If you’d like to host an upcoming Blawg Review on your law blog, just let us know the Date Available that you would prefer to host, by sending an email addressed to:

host at blawg review dot com

Finally, one and all are invited to submit Blawg posts for inclusion in the weekly Review:

Please send an email addressed in standard form to:

post at blawg review dot com

This is the only address you’ll ever need to know to submit any post to Blawg Review. Through technology that amazes us, this email address automatically forwards submissions to the attention of the next host. For more details, see Submission Guidelines

I’m looking forward to participating in this project and reading the weekly reviews.

Personally, I don’t expect it to ever completely replace law school law reviews. But the latter will be transformed.

And I’m not totally negative on law reviews. I did learn a few valuable lessons from my stint on the Indiana Law Journal:

1) cite form;

2) the importance, when responding to motions and briefs, of doing substantive cite-checking (i.e. does the case say what they say it says?
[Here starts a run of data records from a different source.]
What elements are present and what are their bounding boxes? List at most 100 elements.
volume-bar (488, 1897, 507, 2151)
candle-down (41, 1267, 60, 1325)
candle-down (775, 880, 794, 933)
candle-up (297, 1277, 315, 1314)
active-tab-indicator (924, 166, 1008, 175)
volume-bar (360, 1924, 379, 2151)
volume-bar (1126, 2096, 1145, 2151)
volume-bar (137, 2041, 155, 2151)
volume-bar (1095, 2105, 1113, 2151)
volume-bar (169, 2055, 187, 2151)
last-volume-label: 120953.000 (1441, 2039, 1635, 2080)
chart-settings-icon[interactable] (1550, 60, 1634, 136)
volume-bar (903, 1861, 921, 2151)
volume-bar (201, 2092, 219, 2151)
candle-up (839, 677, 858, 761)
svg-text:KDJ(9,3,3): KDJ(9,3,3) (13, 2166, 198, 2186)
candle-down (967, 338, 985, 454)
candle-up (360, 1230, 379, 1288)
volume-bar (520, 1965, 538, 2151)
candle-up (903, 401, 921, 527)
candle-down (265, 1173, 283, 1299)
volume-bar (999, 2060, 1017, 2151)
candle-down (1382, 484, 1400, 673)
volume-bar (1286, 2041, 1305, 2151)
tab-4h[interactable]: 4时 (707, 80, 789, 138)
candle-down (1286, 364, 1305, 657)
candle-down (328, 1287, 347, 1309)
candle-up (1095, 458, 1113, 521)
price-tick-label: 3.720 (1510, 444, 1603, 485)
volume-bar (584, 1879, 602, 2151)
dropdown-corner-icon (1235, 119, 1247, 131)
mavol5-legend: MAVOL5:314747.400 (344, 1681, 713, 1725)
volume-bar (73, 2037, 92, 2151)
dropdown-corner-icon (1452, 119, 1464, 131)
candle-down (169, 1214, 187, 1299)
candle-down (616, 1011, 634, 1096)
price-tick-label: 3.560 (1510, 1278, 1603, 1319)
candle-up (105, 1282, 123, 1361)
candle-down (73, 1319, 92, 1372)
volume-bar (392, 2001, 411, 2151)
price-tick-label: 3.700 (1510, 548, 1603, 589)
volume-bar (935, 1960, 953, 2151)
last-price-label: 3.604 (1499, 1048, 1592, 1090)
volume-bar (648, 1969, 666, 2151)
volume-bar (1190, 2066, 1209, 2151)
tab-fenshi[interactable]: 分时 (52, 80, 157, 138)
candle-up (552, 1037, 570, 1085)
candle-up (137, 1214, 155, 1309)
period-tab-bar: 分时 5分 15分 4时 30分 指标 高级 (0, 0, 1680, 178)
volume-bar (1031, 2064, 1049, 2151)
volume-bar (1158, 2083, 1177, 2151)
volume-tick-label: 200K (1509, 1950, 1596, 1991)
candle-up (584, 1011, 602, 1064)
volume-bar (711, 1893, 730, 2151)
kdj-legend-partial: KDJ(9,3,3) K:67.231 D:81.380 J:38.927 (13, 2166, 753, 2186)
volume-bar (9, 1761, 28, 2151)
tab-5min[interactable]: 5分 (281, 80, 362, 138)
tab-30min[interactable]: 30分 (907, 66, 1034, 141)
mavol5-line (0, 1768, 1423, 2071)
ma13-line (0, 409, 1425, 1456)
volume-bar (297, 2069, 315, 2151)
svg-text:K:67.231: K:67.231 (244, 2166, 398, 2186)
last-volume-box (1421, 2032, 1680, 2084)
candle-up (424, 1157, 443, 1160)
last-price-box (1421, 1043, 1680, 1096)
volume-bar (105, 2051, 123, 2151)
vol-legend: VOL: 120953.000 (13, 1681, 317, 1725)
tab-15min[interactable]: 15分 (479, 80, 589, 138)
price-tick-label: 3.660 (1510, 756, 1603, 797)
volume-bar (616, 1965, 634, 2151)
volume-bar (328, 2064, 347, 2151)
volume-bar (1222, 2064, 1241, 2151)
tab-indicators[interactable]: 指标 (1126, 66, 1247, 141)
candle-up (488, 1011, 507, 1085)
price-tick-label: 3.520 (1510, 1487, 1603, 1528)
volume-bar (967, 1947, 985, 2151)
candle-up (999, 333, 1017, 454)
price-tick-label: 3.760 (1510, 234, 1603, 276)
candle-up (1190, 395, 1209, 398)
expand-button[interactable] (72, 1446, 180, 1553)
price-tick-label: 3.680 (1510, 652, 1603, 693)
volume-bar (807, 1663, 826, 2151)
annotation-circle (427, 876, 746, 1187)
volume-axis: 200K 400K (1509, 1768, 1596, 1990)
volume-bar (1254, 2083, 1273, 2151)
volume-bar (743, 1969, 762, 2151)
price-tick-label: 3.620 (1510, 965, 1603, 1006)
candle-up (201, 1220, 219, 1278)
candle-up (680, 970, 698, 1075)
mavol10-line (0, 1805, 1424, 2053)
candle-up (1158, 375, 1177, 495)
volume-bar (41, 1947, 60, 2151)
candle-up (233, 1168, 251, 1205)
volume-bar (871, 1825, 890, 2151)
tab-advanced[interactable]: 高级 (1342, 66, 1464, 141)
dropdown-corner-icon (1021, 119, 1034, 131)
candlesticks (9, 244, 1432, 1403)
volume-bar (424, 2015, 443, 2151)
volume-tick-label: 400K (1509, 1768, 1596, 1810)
In my experience, at least half the time the answer is no);

3) dealing with editors (in law practice, these are clients and partners), while maintaining the proper amount of ego-involvement in one’s own writing — not too much and not too little (i.e. graciously accepting good suggestions and aggressively sticking up for your writing in the face of bad ones); and

4) remaining aware of the sometimes dramatic extent to which meaning may be improperly altered by language-based editing (i.e., when I did substantive cite checking, I noted frequent instances when marked textual changes made by editors to make the text read better caused it to depart significantly from the substance of the cited authority).

The last point seems to be what Judge Posner’s getting at in the quote at the top of the Blawg Review:”Welcome to a world where inexperienced editors make articles about the wrong topics worse.”